Portfolio Diversification Enhancing Market Value
Manufacturers are expanding their portfolios to strengthen market positioning:
Growth in plant-based and premium frozen meal categories Expansion into global cuisine and restaurant-style offerings Development of portion-controlled and diet-specific meals Increased focus on private-label and retailer-driven innovations
Companies investing in product variety and quality differentiation are gaining a competitive edge.
Supply Chain and Infrastructure Developments
Supply chain efficiency remains critical for maintaining product quality and availability.

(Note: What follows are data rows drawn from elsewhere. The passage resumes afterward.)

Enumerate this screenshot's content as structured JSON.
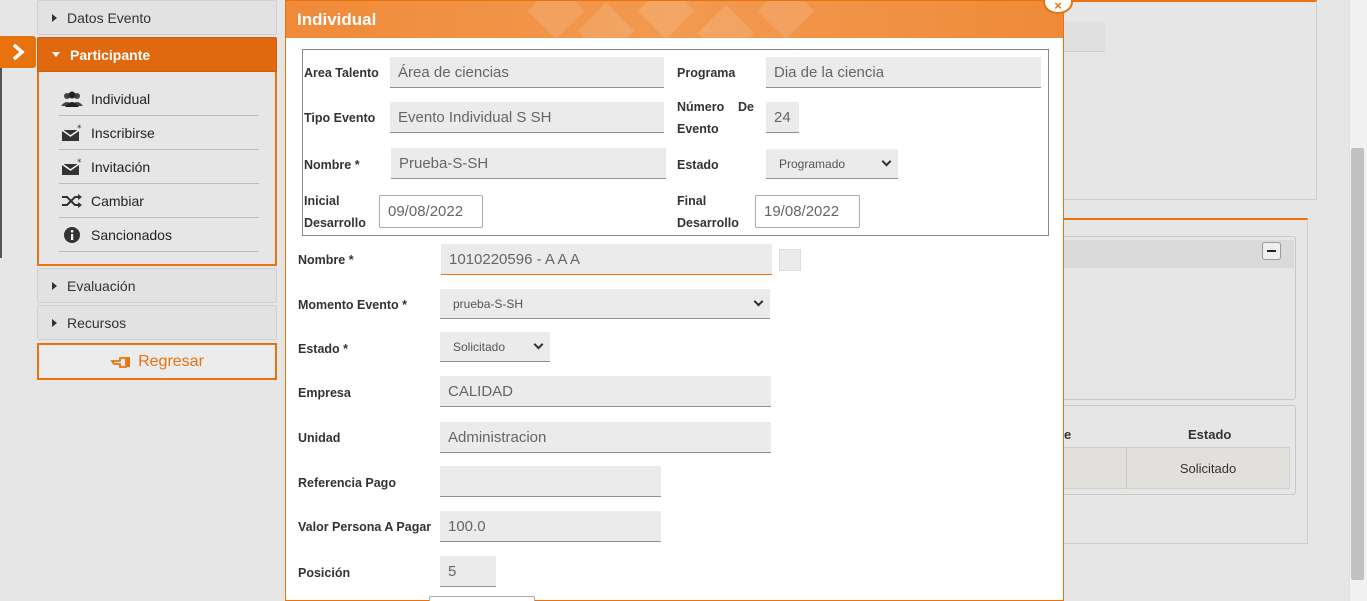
{
  "sidebar": {
    "datos_evento": "Datos Evento",
    "participante": "Participante",
    "items": [
      {
        "label": "Individual",
        "icon": "users-icon"
      },
      {
        "label": "Inscribirse",
        "icon": "envelope-star-icon"
      },
      {
        "label": "Invitación",
        "icon": "envelope-star-icon"
      },
      {
        "label": "Cambiar",
        "icon": "shuffle-icon"
      },
      {
        "label": "Sancionados",
        "icon": "info-icon"
      }
    ],
    "evaluacion": "Evaluación",
    "recursos": "Recursos",
    "regresar": "Regresar"
  },
  "background_table": {
    "col_partial": "e",
    "col_estado": "Estado",
    "cell_estado": "Solicitado"
  },
  "modal": {
    "title": "Individual",
    "close": "×",
    "info": {
      "area_talento_label": "Area Talento",
      "area_talento_value": "Área de ciencias",
      "programa_label": "Programa",
      "programa_value": "Dia de la ciencia",
      "tipo_evento_label": "Tipo Evento",
      "tipo_evento_value": "Evento Individual S SH",
      "numero_evento_label_1": "Número",
      "numero_evento_label_de": "De",
      "numero_evento_label_2": "Evento",
      "numero_evento_value": "24",
      "nombre_label": "Nombre *",
      "nombre_value": "Prueba-S-SH",
      "estado_label": "Estado",
      "estado_value": "Programado",
      "inicial_label_1": "Inicial",
      "inicial_label_2": "Desarrollo",
      "inicial_value": "09/08/2022",
      "final_label_1": "Final",
      "final_label_2": "Desarrollo",
      "final_value": "19/08/2022"
    },
    "form": {
      "nombre_label": "Nombre *",
      "nombre_value": "1010220596 - A A A",
      "momento_label": "Momento Evento *",
      "momento_value": "prueba-S-SH",
      "estado_label": "Estado *",
      "estado_value": "Solicitado",
      "empresa_label": "Empresa",
      "empresa_value": "CALIDAD",
      "unidad_label": "Unidad",
      "unidad_value": "Administracion",
      "referencia_label": "Referencia Pago",
      "referencia_value": "",
      "valor_label": "Valor Persona A Pagar",
      "valor_value": "100.0",
      "posicion_label": "Posición",
      "posicion_value": "5"
    }
  },
  "colors": {
    "accent": "#e8730c",
    "header": "#ef8a38"
  }
}
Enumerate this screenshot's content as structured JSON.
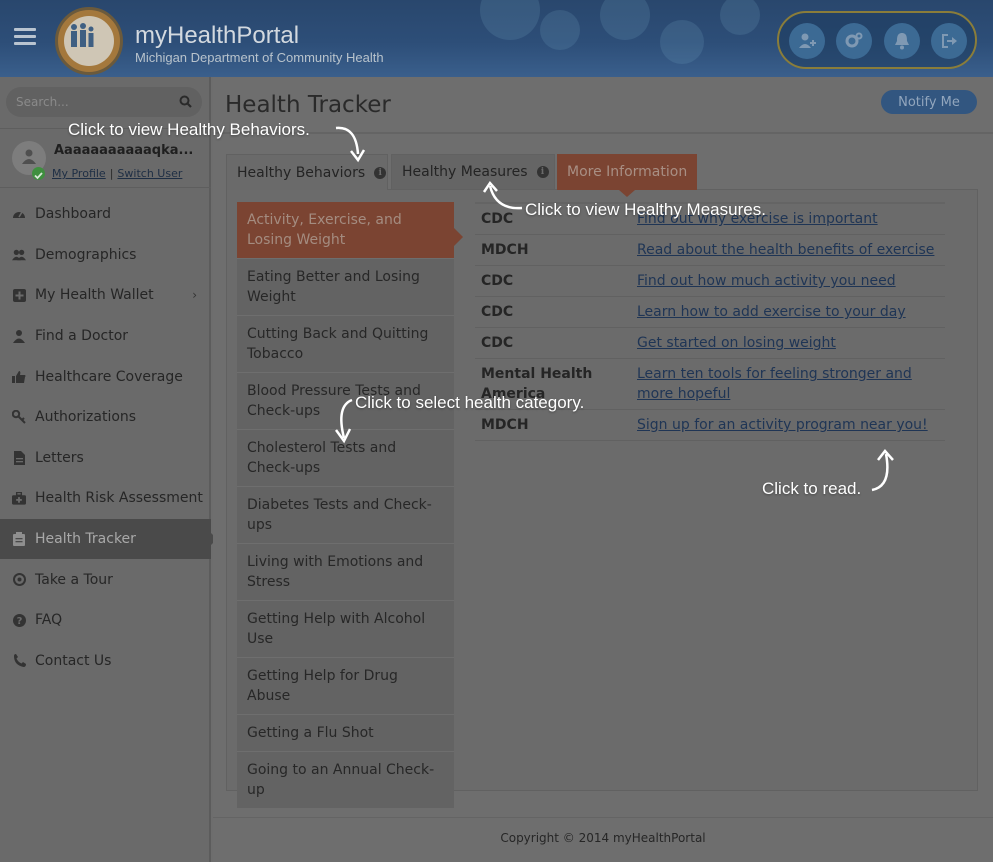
{
  "header": {
    "brand": "myHealthPortal",
    "subtitle": "Michigan Department of Community Health",
    "icons": [
      "add-user-icon",
      "settings-icon",
      "bell-icon",
      "logout-icon"
    ]
  },
  "search": {
    "placeholder": "Search..."
  },
  "profile": {
    "name": "Aaaaaaaaaaaqka...",
    "my_profile": "My Profile",
    "switch_user": "Switch User"
  },
  "nav": {
    "items": [
      {
        "label": "Dashboard",
        "icon": "dashboard-icon"
      },
      {
        "label": "Demographics",
        "icon": "users-icon"
      },
      {
        "label": "My Health Wallet",
        "icon": "plus-square-icon"
      },
      {
        "label": "Find a Doctor",
        "icon": "doctor-icon"
      },
      {
        "label": "Healthcare Coverage",
        "icon": "thumbs-up-icon"
      },
      {
        "label": "Authorizations",
        "icon": "key-icon"
      },
      {
        "label": "Letters",
        "icon": "file-icon"
      },
      {
        "label": "Health Risk Assessment",
        "icon": "medkit-icon"
      },
      {
        "label": "Health Tracker",
        "icon": "clipboard-icon"
      },
      {
        "label": "Take a Tour",
        "icon": "compass-icon"
      },
      {
        "label": "FAQ",
        "icon": "question-icon"
      },
      {
        "label": "Contact Us",
        "icon": "phone-icon"
      }
    ],
    "active": "Health Tracker"
  },
  "main": {
    "title": "Health Tracker",
    "notify_button": "Notify Me",
    "tabs": [
      {
        "label": "Healthy Behaviors"
      },
      {
        "label": "Healthy Measures"
      },
      {
        "label": "More Information"
      }
    ],
    "categories": [
      "Activity, Exercise, and Losing Weight",
      "Eating Better and Losing Weight",
      "Cutting Back and Quitting Tobacco",
      "Blood Pressure Tests and Check-ups",
      "Cholesterol Tests and Check-ups",
      "Diabetes Tests and Check-ups",
      "Living with Emotions and Stress",
      "Getting Help with Alcohol Use",
      "Getting Help for Drug Abuse",
      "Getting a Flu Shot",
      "Going to an Annual Check-up"
    ],
    "resources": [
      {
        "source": "CDC",
        "link": "Find out why exercise is important"
      },
      {
        "source": "MDCH",
        "link": "Read about the health benefits of exercise"
      },
      {
        "source": "CDC",
        "link": "Find out how much activity you need"
      },
      {
        "source": "CDC",
        "link": "Learn how to add exercise to your day"
      },
      {
        "source": "CDC",
        "link": "Get started on losing weight"
      },
      {
        "source": "Mental Health America",
        "link": "Learn ten tools for feeling stronger and more hopeful"
      },
      {
        "source": "MDCH",
        "link": "Sign up for an activity program near you!"
      }
    ]
  },
  "footer": {
    "copyright": "Copyright © 2014 myHealthPortal"
  },
  "callouts": {
    "behaviors": "Click to view Healthy Behaviors.",
    "measures": "Click to view Healthy Measures.",
    "category": "Click to select health category.",
    "read": "Click to read."
  }
}
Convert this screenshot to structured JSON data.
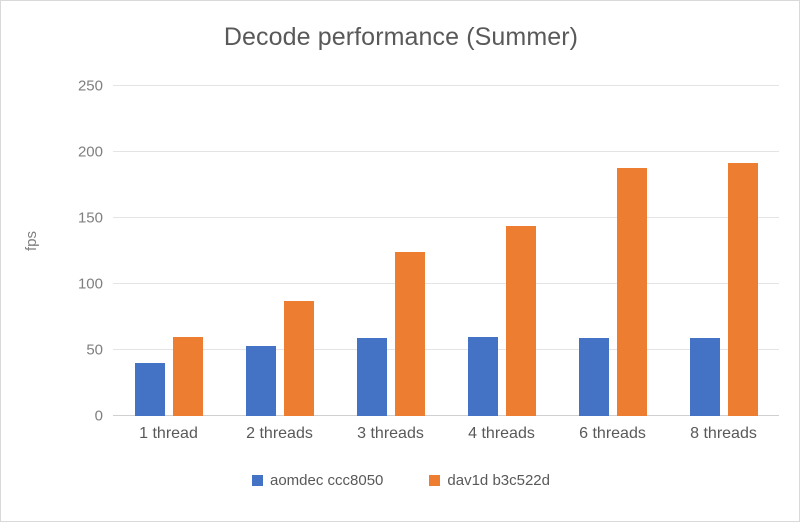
{
  "chart_data": {
    "type": "bar",
    "title": "Decode performance (Summer)",
    "xlabel": "",
    "ylabel": "fps",
    "categories": [
      "1 thread",
      "2 threads",
      "3 threads",
      "4 threads",
      "6 threads",
      "8 threads"
    ],
    "series": [
      {
        "name": "aomdec ccc8050",
        "color": "#4472C4",
        "values": [
          40,
          53,
          59,
          60,
          59,
          59
        ]
      },
      {
        "name": "dav1d b3c522d",
        "color": "#ED7D31",
        "values": [
          60,
          87,
          124,
          144,
          188,
          192
        ]
      }
    ],
    "ylim": [
      0,
      250
    ],
    "y_ticks": [
      0,
      50,
      100,
      150,
      200,
      250
    ],
    "y_tick_labels": [
      "0",
      "50",
      "100",
      "150",
      "200",
      "250"
    ],
    "grid": "horizontal",
    "legend_position": "bottom",
    "orientation": "vertical",
    "bar_mode": "grouped"
  },
  "colors": {
    "title_text": "#595959",
    "tick_text": "#7f7f7f",
    "gridline": "#E4E4E4",
    "border": "#D9D9D9",
    "background": "#FFFFFF"
  }
}
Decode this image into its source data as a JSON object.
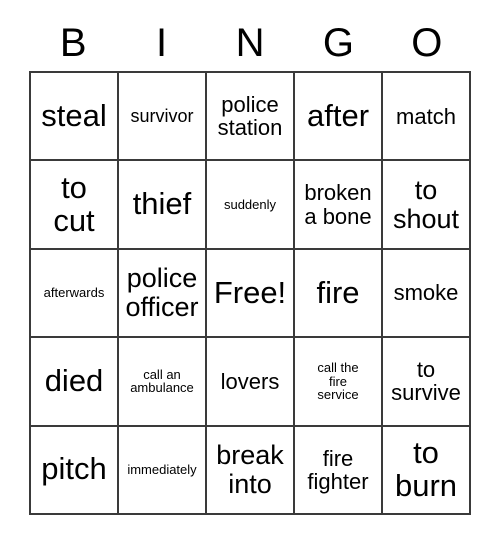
{
  "card": {
    "title": "BINGO",
    "header": [
      "B",
      "I",
      "N",
      "G",
      "O"
    ],
    "free_space_label": "Free!",
    "rows": [
      [
        {
          "text": "steal",
          "size": "xl"
        },
        {
          "text": "survivor",
          "size": "sm"
        },
        {
          "text": "police\nstation",
          "size": "md"
        },
        {
          "text": "after",
          "size": "xl"
        },
        {
          "text": "match",
          "size": "md"
        }
      ],
      [
        {
          "text": "to\ncut",
          "size": "xl"
        },
        {
          "text": "thief",
          "size": "xl"
        },
        {
          "text": "suddenly",
          "size": "xs"
        },
        {
          "text": "broken\na bone",
          "size": "md"
        },
        {
          "text": "to\nshout",
          "size": "lg"
        }
      ],
      [
        {
          "text": "afterwards",
          "size": "xs"
        },
        {
          "text": "police\nofficer",
          "size": "lg"
        },
        {
          "text": "Free!",
          "size": "xl"
        },
        {
          "text": "fire",
          "size": "xl"
        },
        {
          "text": "smoke",
          "size": "md"
        }
      ],
      [
        {
          "text": "died",
          "size": "xl"
        },
        {
          "text": "call an\nambulance",
          "size": "xs"
        },
        {
          "text": "lovers",
          "size": "md"
        },
        {
          "text": "call the\nfire\nservice",
          "size": "xs"
        },
        {
          "text": "to\nsurvive",
          "size": "md"
        }
      ],
      [
        {
          "text": "pitch",
          "size": "xl"
        },
        {
          "text": "immediately",
          "size": "xs"
        },
        {
          "text": "break\ninto",
          "size": "lg"
        },
        {
          "text": "fire\nfighter",
          "size": "md"
        },
        {
          "text": "to\nburn",
          "size": "xl"
        }
      ]
    ]
  },
  "colors": {
    "background": "#ffffff",
    "border": "#3a3a3a",
    "text": "#000000"
  }
}
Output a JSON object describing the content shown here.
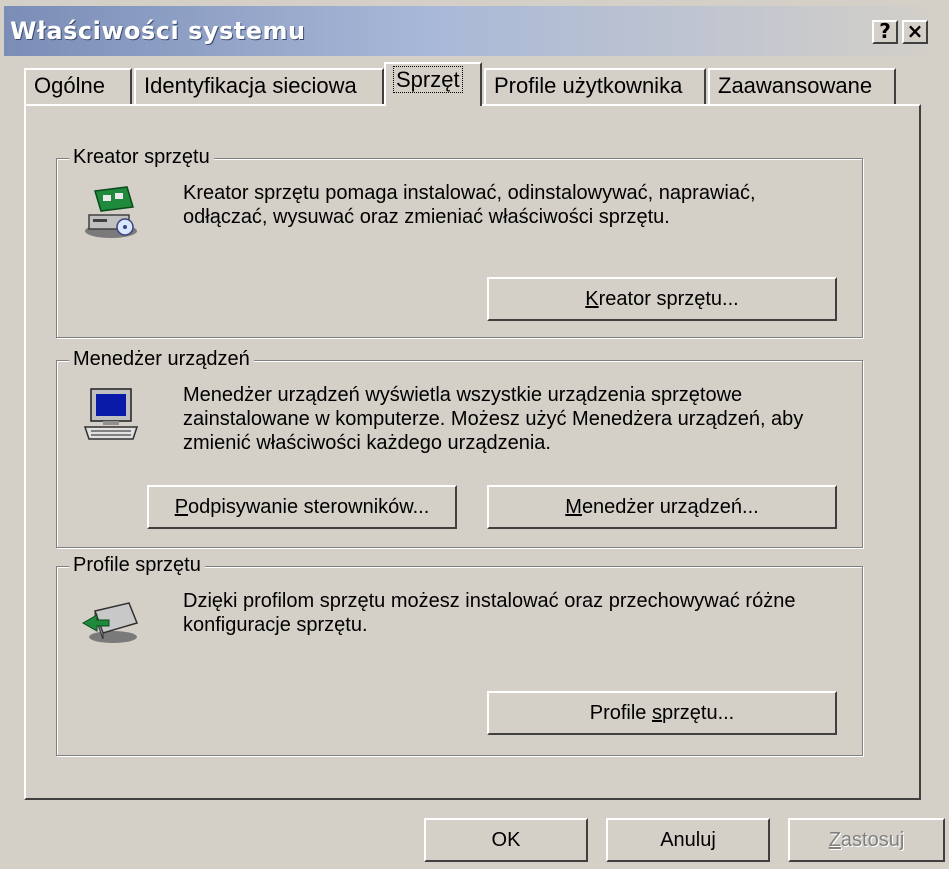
{
  "window": {
    "title": "Właściwości systemu",
    "help_btn": "?",
    "close_btn": "×"
  },
  "tabs": [
    {
      "label": "Ogólne"
    },
    {
      "label": "Identyfikacja sieciowa"
    },
    {
      "label": "Sprzęt"
    },
    {
      "label": "Profile użytkownika"
    },
    {
      "label": "Zaawansowane"
    }
  ],
  "groups": {
    "hardware_wizard": {
      "label": "Kreator sprzętu",
      "text": "Kreator sprzętu pomaga instalować, odinstalowywać, naprawiać, odłączać, wysuwać oraz zmieniać właściwości sprzętu.",
      "button": {
        "key": "K",
        "rest": "reator sprzętu..."
      },
      "icon": "hardware-wizard-icon"
    },
    "device_manager": {
      "label": "Menedżer urządzeń",
      "text": "Menedżer urządzeń wyświetla wszystkie urządzenia sprzętowe zainstalowane w komputerze. Możesz użyć Menedżera urządzeń, aby zmienić właściwości każdego urządzenia.",
      "button_sign": {
        "key": "P",
        "rest": "odpisywanie sterowników..."
      },
      "button_dm": {
        "key": "M",
        "rest": "enedżer urządzeń..."
      },
      "icon": "computer-icon"
    },
    "hardware_profiles": {
      "label": "Profile sprzętu",
      "text": "Dzięki profilom sprzętu możesz instalować oraz przechowywać różne konfiguracje sprzętu.",
      "button": {
        "pre": "Profile ",
        "key": "s",
        "rest": "przętu..."
      },
      "icon": "hardware-profile-icon"
    }
  },
  "footer": {
    "ok": "OK",
    "cancel": "Anuluj",
    "apply": {
      "key": "Z",
      "rest": "astosuj"
    }
  }
}
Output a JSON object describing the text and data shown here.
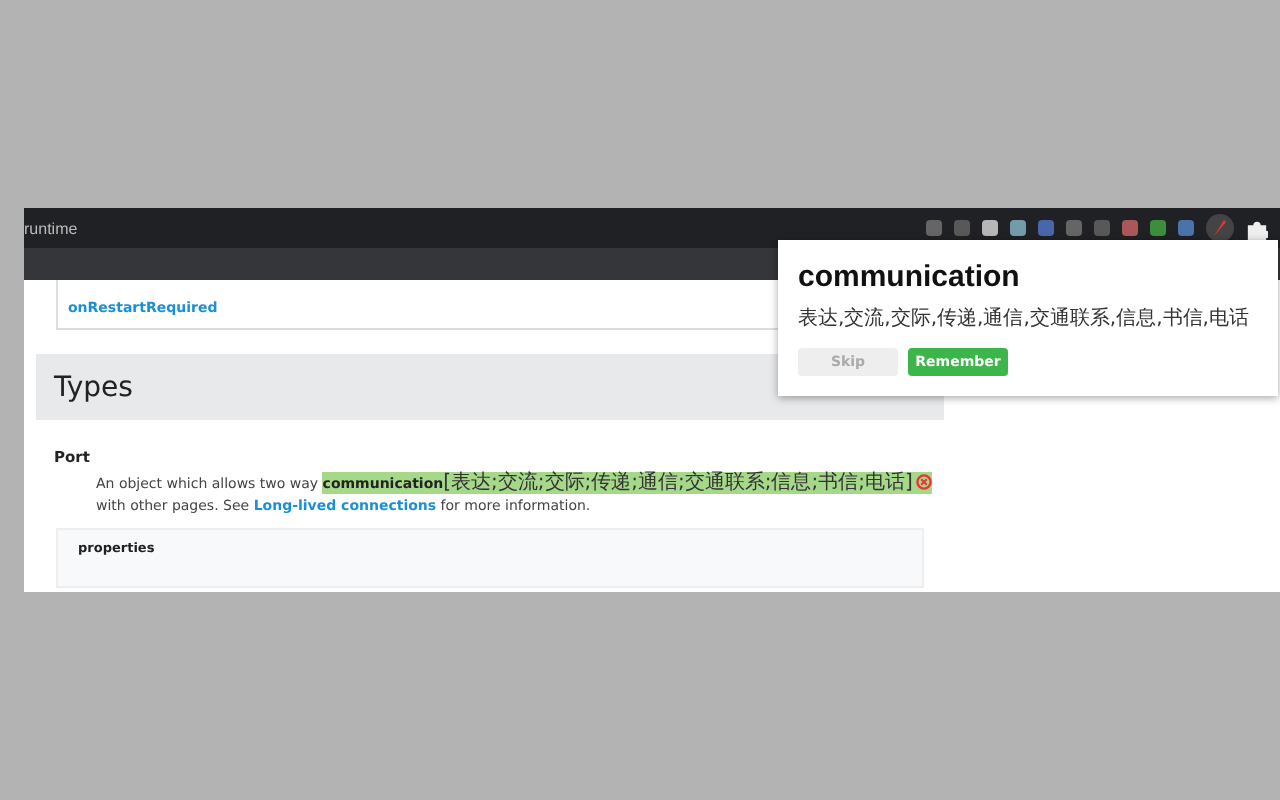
{
  "browser": {
    "tab_title": "runtime"
  },
  "page": {
    "top_link": "onRestartRequired",
    "section_title": "Types",
    "type_name": "Port",
    "description": {
      "before": "An object which allows two way ",
      "word": "communication",
      "annotation": "[表达;交流;交际;传递;通信;交通联系;信息;书信;电话]",
      "after": " with other pages. See ",
      "link": "Long-lived connections",
      "tail": " for more information."
    },
    "properties_label": "properties"
  },
  "popup": {
    "word": "communication",
    "meaning": "表达,交流,交际,传递,通信,交通联系,信息,书信,电话",
    "buttons": [
      {
        "label": "Skip",
        "kind": "secondary"
      },
      {
        "label": "Remember",
        "kind": "primary"
      }
    ]
  }
}
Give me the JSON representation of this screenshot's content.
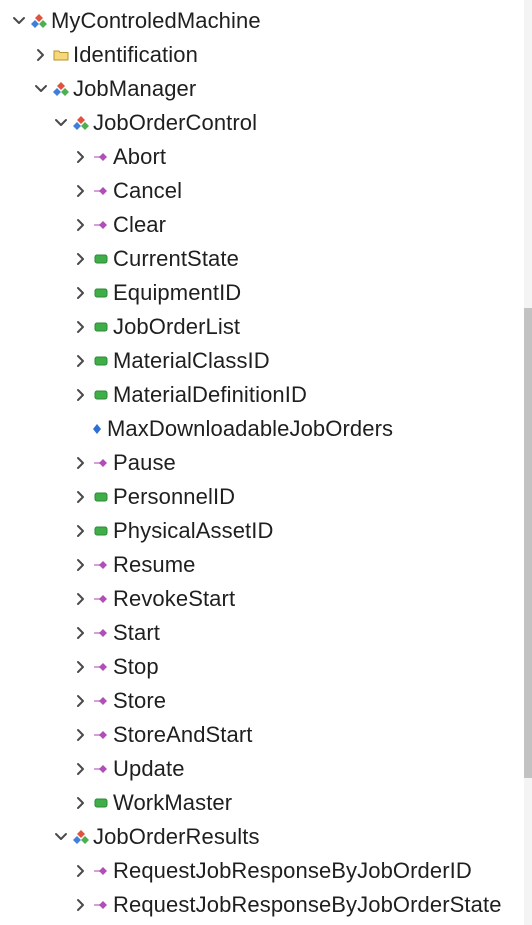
{
  "tree": {
    "nodes": [
      {
        "label": "MyControledMachine",
        "indent": 0,
        "toggle": "expanded",
        "icon": "object-icon"
      },
      {
        "label": "Identification",
        "indent": 1,
        "toggle": "collapsed",
        "icon": "folder-icon"
      },
      {
        "label": "JobManager",
        "indent": 1,
        "toggle": "expanded",
        "icon": "object-icon"
      },
      {
        "label": "JobOrderControl",
        "indent": 2,
        "toggle": "expanded",
        "icon": "object-icon"
      },
      {
        "label": "Abort",
        "indent": 3,
        "toggle": "collapsed",
        "icon": "method-icon"
      },
      {
        "label": "Cancel",
        "indent": 3,
        "toggle": "collapsed",
        "icon": "method-icon"
      },
      {
        "label": "Clear",
        "indent": 3,
        "toggle": "collapsed",
        "icon": "method-icon"
      },
      {
        "label": "CurrentState",
        "indent": 3,
        "toggle": "collapsed",
        "icon": "variable-icon"
      },
      {
        "label": "EquipmentID",
        "indent": 3,
        "toggle": "collapsed",
        "icon": "variable-icon"
      },
      {
        "label": "JobOrderList",
        "indent": 3,
        "toggle": "collapsed",
        "icon": "variable-icon"
      },
      {
        "label": "MaterialClassID",
        "indent": 3,
        "toggle": "collapsed",
        "icon": "variable-icon"
      },
      {
        "label": "MaterialDefinitionID",
        "indent": 3,
        "toggle": "collapsed",
        "icon": "variable-icon"
      },
      {
        "label": "MaxDownloadableJobOrders",
        "indent": 3,
        "toggle": "none",
        "icon": "property-icon"
      },
      {
        "label": "Pause",
        "indent": 3,
        "toggle": "collapsed",
        "icon": "method-icon"
      },
      {
        "label": "PersonnelID",
        "indent": 3,
        "toggle": "collapsed",
        "icon": "variable-icon"
      },
      {
        "label": "PhysicalAssetID",
        "indent": 3,
        "toggle": "collapsed",
        "icon": "variable-icon"
      },
      {
        "label": "Resume",
        "indent": 3,
        "toggle": "collapsed",
        "icon": "method-icon"
      },
      {
        "label": "RevokeStart",
        "indent": 3,
        "toggle": "collapsed",
        "icon": "method-icon"
      },
      {
        "label": "Start",
        "indent": 3,
        "toggle": "collapsed",
        "icon": "method-icon"
      },
      {
        "label": "Stop",
        "indent": 3,
        "toggle": "collapsed",
        "icon": "method-icon"
      },
      {
        "label": "Store",
        "indent": 3,
        "toggle": "collapsed",
        "icon": "method-icon"
      },
      {
        "label": "StoreAndStart",
        "indent": 3,
        "toggle": "collapsed",
        "icon": "method-icon"
      },
      {
        "label": "Update",
        "indent": 3,
        "toggle": "collapsed",
        "icon": "method-icon"
      },
      {
        "label": "WorkMaster",
        "indent": 3,
        "toggle": "collapsed",
        "icon": "variable-icon"
      },
      {
        "label": "JobOrderResults",
        "indent": 2,
        "toggle": "expanded",
        "icon": "object-icon"
      },
      {
        "label": "RequestJobResponseByJobOrderID",
        "indent": 3,
        "toggle": "collapsed",
        "icon": "method-icon"
      },
      {
        "label": "RequestJobResponseByJobOrderState",
        "indent": 3,
        "toggle": "collapsed",
        "icon": "method-icon"
      }
    ]
  },
  "colors": {
    "text": "#1f1f1f",
    "chevron": "#4a4a4a",
    "method": "#b04fb8",
    "variable": "#3fae49",
    "property": "#2e6fd6",
    "folder": "#e8c25a",
    "object_red": "#e0533f",
    "object_green": "#4caf50",
    "object_blue": "#3d7fd9"
  }
}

Key focus areas include:
Strengthening cold-chain logistics Enhancing packaging durability and shelf life Expanding production capacity with flexible manufacturing Leveraging AI for demand forecasting and inventory optimization
These advancements are improving scalability and operational efficiency across markets.
Regional Outlook and Growth Opportunities
The frozen ready meals market shows varied growth dynamics across regions:
India (6.8% CAGR): Driven by urbanization and rising workforce participation USA (4.7% CAGR): Growth fueled by health-focused and premium meal innovations Germany (4.1% CAGR): Strong demand for clean-label and sustainable products Japan (3.9% CAGR): Aging population driving specialized meal formats UK (3.5% CAGR): Premium private-label trends reshaping demand
Asia Pacific remains a high-growth region due to rapid lifestyle changes and improving cold-chain infrastructure.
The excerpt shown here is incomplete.